Intellegens Blog – Stephen Warde, March 2022
Discussing applied machine learning for chemicals, materials and manufacturing – see all blog posts.
Very few scientists or engineers took their degrees because they wanted to be lawyers. They were interested in discovery, innovation, perhaps in careers where they make things work better and contribute to a greener, healthier world. And that’s where the lawyers come in, for very good reasons. Because getting to a greener, healthier world requires regulations, and scientists, engineers, and their business leaders must learn to work with the disruptive consequences.
Legislation, regulations, and directives that impact the use of materials, chemicals, and related processes have proliferated in the last three decades. Back in 1986, California’s Proposition 65 set precedents by requiring companies to declare risks of exposure to harmful chemicals. Perhaps the best known example is the European Union’s REACH regulation, codified in 2006, which restricts the use of chemicals that could harm the environment or human health. The Dodd-Frank Act of 2010 tackled a different issue, placing reporting requirements on use of ‘conflict minerals’. There are hundreds of such laws globally, affecting not only companies based in the relevant regions, but also anyone selling products in those markets.
From a product development perspective, the risk is that this web of regulation disrupts a product or process that has been working well. The reasons for this, and therefore the required response, are not always straightforward. It might be that a chemical (perhaps an additive, fire retardant, or coating) is added to a list of restricted substances or materials of concern, so that it has to be removed. But the required change might be more subtle – e.g., that the substance can only be used below a certain threshold amount, or that required changes to a secondary process reduce its efficiency. Market dynamics can be changed so that a chemical that is still safe to use for your application becomes much more expensive, or that suppliers stop providing it. And changing market perceptions may mean that certain materials, even if not themselves harmful, become unpopular.

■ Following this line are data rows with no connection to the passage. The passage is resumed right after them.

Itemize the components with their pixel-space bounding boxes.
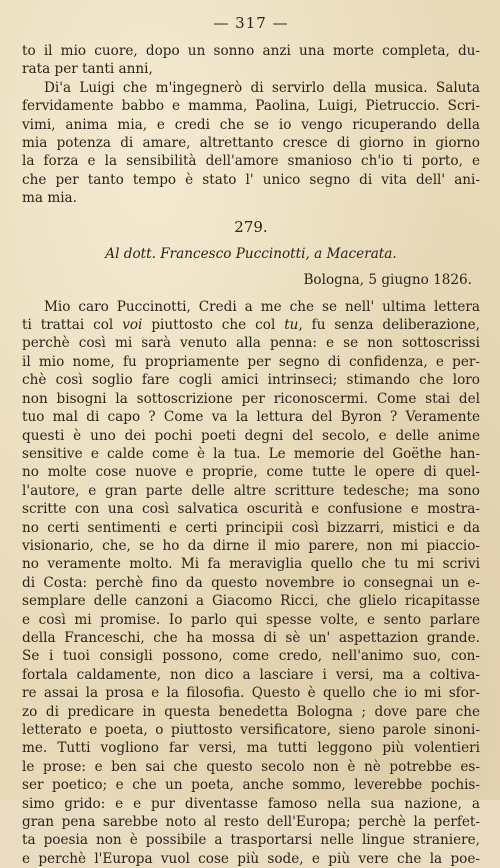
text-line: della Franceschi, che ha mossa di sè un' aspettazion grande. — [22, 629, 480, 646]
text-line: re assai la prosa e la filosofia. Questo è quello che io mi sfor- — [22, 685, 480, 702]
text-line: gran pena sarebbe noto al resto dell'Europa; perchè la perfet- — [22, 814, 480, 831]
text-line: il mio nome, fu propriamente per segno di confidenza, e per- — [22, 353, 480, 370]
text-line: la forza e la sensibilità dell'amore smanioso ch'io ti porto, e — [22, 153, 480, 170]
text-line: Se i tuoi consigli possono, come credo, nell'animo suo, con- — [22, 648, 480, 665]
text-line: to il mio cuore, dopo un sonno anzi una morte completa, du- — [22, 43, 480, 59]
text-line: letterato e poeta, o piuttosto versificatore, sieno parole sinoni- — [22, 722, 480, 738]
text-line: semplare delle canzoni a Giacomo Ricci, che glielo ricapitasse — [22, 593, 480, 610]
text-line: tuo mal di capo ? Come va la lettura del Byron ? Veramente — [22, 409, 480, 426]
text-line: Di'a Luigi che m'ingegnerò di servirlo della musica. Saluta — [44, 79, 480, 96]
text-line: me. Tutti vogliono far versi, ma tutti leggono più volentieri — [22, 740, 480, 757]
text-line: non bisogni la sottoscrizione per riconoscermi. Come stai del — [22, 390, 480, 407]
text-line: no veramente molto. Mi fa meraviglia quello che tu mi scrivi — [22, 556, 480, 573]
text-line: fervidamente babbo e mamma, Paolina, Luigi, Pietruccio. Scri- — [22, 98, 480, 115]
text-line: ta poesia non è possibile a trasportarsi nelle lingue straniere, — [22, 832, 480, 849]
letter-dateline: Bologna, 5 giugno 1826. — [303, 271, 472, 288]
text-line: che per tanto tempo è stato l' unico segno di vita dell' ani- — [22, 171, 480, 188]
letter-body — [22, 298, 480, 868]
text-line: no molte cose nuove e proprie, come tutte le opere di quel- — [22, 464, 480, 481]
text-line: di Costa: perchè fino da questo novembre io consegnai un e- — [22, 574, 480, 591]
page-number: — 317 — — [213, 14, 289, 32]
text-line: perchè così mi sarà venuto alla penna: e se non sottoscrissi — [22, 335, 480, 352]
text-line: no certi sentimenti e certi principii così bizzarri, mistici e da — [22, 519, 480, 536]
text-line: chè così soglio fare cogli amici intrinseci; stimando che loro — [22, 372, 480, 389]
text-line: vimi, anima mia, e credi che se io vengo ricuperando della — [22, 116, 480, 133]
text-line: fortala caldamente, non dico a lasciare i versi, ma a coltiva- — [22, 666, 480, 683]
text-line: visionario, che, se ho da dirne il mio parere, non mi piaccio- — [22, 537, 480, 554]
previous-letter-ending — [22, 42, 480, 208]
text-line: ser poetico; e che un poeta, anche sommo, leverebbe pochis- — [22, 777, 480, 794]
text-line: rata per tanti anni, — [22, 61, 153, 78]
text-line: simo grido: e e pur diventasse famoso nella sua nazione, a — [22, 795, 480, 812]
text-line: e così mi promise. Io parlo qui spesse volte, e sento parlare — [22, 611, 480, 628]
text-line: Mio caro Puccinotti, Credi a me che se nell' ultima lettera — [44, 298, 480, 315]
text-line: sensitive e calde come è la tua. Le memorie del Goëthe han- — [22, 445, 480, 462]
text-line: scritte con una così salvatica oscurità e confusione e mostra- — [22, 501, 480, 518]
text-line: ti trattai col voi piuttosto che col tu, fu senza deliberazione, — [22, 317, 480, 334]
text-line: mia potenza di amare, altrettanto cresce di giorno in giorno — [22, 135, 480, 152]
text-line: e perchè l'Europa vuol cose più sode, e più vere che la poe- — [22, 850, 480, 867]
text-line: zo di predicare in questa benedetta Bologna ; dove pare che — [22, 703, 480, 720]
letter-addressee: Al dott. Francesco Puccinotti, a Macerata. — [105, 245, 397, 262]
text-line: l'autore, e gran parte delle altre scritture tedesche; ma sono — [22, 482, 480, 499]
text-line: questi è uno dei pochi poeti degni del secolo, e delle anime — [22, 427, 480, 444]
letter-number: 279. — [234, 217, 268, 236]
text-line: le prose: e ben sai che questo secolo non è nè potrebbe es- — [22, 758, 480, 775]
text-line: ma mia. — [22, 190, 77, 207]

The key factors here are resilience and speed. You need to be able to change what you are doing, and fast. Yet most chemical, materials, and formulations development processes are not well-configured to work in this way. They rely on systematic studies of the candidate solutions based on experimental programs that are often slow and costly. The good news, for a business that has been working in this way for years and suddenly needs to gear-up, is that it probably has a lot of historical experimental data. And in that data, if you can extract them, may lie vital clues to where to go next.
This is where machine learning comes in. You can use existing formulation data to build models that predict how changing ingredients and process parameters impact the properties of your product. Then you can use these models to explore, for example, potential alternatives to an ingredient, how changing material costs might affect the economics of your process, or how to modify a formulation to achieve target properties while using a specified amount of an additive. The result can help you find solutions faster by suggesting ideas you might otherwise not have considered or by focusing experiments on more likely candidates, saving lots of time.
One potential issue is that legacy data used in this way is likely to be collated from different projects that were run at different times with different objectives. Such data is unlikely to form a coherent set; it will have gaps and ‘noise’. Conventional machine learning struggles to generate good results from such data. At Intellegens, we’ve developed the Alchemite™ machine learning technology to work with this real-world experimental and process data, and focused on making in work well for precisely these sort of formulation and reformulation problems. For example, Domino Printing Sciences used Alchemite™ to cut the amount of experiment required to reformulate inks.
Is your formulation, material, or chemical development process set up for resilience and a fast response to regulatory challenges? Perhaps machine learning could be a useful tool to have in your R&D toolbox?